I know that when finding homomorphisms between groups, for a cyclic group to any other group, then the homomorphism is completely determined by where you send the generator. However, I have two questions regarding homomorphisms between non-abelian groups and abelian groups.
For instance, I know that for a homomorphism between $S_3$ and $C_4$ (cyclic group of order 4), you map the commutator subgroup, $A_3$ to the unit element of $C_4$. However, what do you do with the even permutations, and why must you map the commutator subgroup to the unit element of $C_4$?

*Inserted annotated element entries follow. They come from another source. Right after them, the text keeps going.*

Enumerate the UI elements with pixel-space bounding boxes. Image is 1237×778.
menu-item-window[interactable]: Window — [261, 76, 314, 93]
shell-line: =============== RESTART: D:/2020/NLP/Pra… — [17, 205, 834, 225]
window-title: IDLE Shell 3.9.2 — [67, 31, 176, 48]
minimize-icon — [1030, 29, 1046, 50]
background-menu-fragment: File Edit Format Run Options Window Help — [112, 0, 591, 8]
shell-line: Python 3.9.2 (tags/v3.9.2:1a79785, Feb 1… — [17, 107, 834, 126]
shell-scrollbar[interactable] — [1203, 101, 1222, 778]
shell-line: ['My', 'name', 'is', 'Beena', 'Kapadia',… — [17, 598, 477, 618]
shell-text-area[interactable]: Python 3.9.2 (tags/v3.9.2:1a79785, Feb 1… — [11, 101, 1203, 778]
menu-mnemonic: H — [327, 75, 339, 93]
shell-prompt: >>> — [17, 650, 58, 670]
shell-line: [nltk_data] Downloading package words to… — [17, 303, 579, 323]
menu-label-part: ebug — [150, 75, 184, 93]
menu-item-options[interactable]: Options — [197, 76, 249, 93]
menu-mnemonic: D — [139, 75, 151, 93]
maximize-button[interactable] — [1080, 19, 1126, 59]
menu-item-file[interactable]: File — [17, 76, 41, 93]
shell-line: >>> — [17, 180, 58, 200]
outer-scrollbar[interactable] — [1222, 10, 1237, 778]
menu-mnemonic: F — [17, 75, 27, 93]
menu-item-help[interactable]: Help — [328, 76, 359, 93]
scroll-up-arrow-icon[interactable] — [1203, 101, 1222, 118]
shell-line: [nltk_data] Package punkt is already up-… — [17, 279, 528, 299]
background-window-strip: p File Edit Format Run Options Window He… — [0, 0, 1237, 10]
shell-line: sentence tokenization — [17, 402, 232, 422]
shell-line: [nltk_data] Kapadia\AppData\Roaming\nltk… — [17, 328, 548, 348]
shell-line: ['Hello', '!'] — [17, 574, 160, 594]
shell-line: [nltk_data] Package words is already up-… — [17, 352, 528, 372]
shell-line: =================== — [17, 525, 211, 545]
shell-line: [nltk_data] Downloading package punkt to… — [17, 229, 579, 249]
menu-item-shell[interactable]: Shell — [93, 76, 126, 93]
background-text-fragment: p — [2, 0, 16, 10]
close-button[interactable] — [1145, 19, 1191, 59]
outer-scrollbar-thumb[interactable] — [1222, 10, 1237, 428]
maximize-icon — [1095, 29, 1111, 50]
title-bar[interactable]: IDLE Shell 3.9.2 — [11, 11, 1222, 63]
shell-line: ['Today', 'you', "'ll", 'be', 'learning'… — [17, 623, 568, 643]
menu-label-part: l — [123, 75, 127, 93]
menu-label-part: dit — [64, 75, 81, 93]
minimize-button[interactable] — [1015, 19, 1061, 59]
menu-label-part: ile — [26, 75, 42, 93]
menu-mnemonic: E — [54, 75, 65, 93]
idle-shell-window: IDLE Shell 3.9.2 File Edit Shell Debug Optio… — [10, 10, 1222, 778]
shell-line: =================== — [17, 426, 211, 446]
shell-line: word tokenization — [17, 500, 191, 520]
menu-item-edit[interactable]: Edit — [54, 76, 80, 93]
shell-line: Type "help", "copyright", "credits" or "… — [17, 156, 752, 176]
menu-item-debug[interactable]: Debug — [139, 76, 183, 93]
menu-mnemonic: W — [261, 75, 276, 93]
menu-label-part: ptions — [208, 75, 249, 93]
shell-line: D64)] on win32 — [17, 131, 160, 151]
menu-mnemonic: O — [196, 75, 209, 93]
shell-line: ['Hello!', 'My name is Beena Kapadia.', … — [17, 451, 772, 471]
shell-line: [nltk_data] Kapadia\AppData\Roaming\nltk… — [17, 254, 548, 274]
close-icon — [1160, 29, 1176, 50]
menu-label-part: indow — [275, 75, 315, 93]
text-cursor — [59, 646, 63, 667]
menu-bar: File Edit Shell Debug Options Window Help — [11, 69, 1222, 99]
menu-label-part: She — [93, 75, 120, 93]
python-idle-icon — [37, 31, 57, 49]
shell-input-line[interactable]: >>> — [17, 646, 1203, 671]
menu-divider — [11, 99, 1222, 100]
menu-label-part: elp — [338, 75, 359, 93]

Also, how should I approach finding the homomorphisms between $C_2 \times C_2$ (direct product of two cyclic groups of order 2) and $S_3$?
Best Answer
$C_2$ is isomorphic to a subgroup of $S_3$ so that should help with the second question. As to the first, the commutator is generated by products of the form $xyx^{-1}y^{-1}$ so any homomorphism into an abelian group would allow these elements to commute, and this cancel. That is $$\phi(xyx^{-1}y^{-1})=\phi(x)\phi(y)\phi(x^{-1})\phi(y^{-1})=\phi(x)\phi(x^{-1})\phi(y)\phi(y^{-1})=1$$ so the generators of the commutator are in the kernel, so the commutator subgroup is too.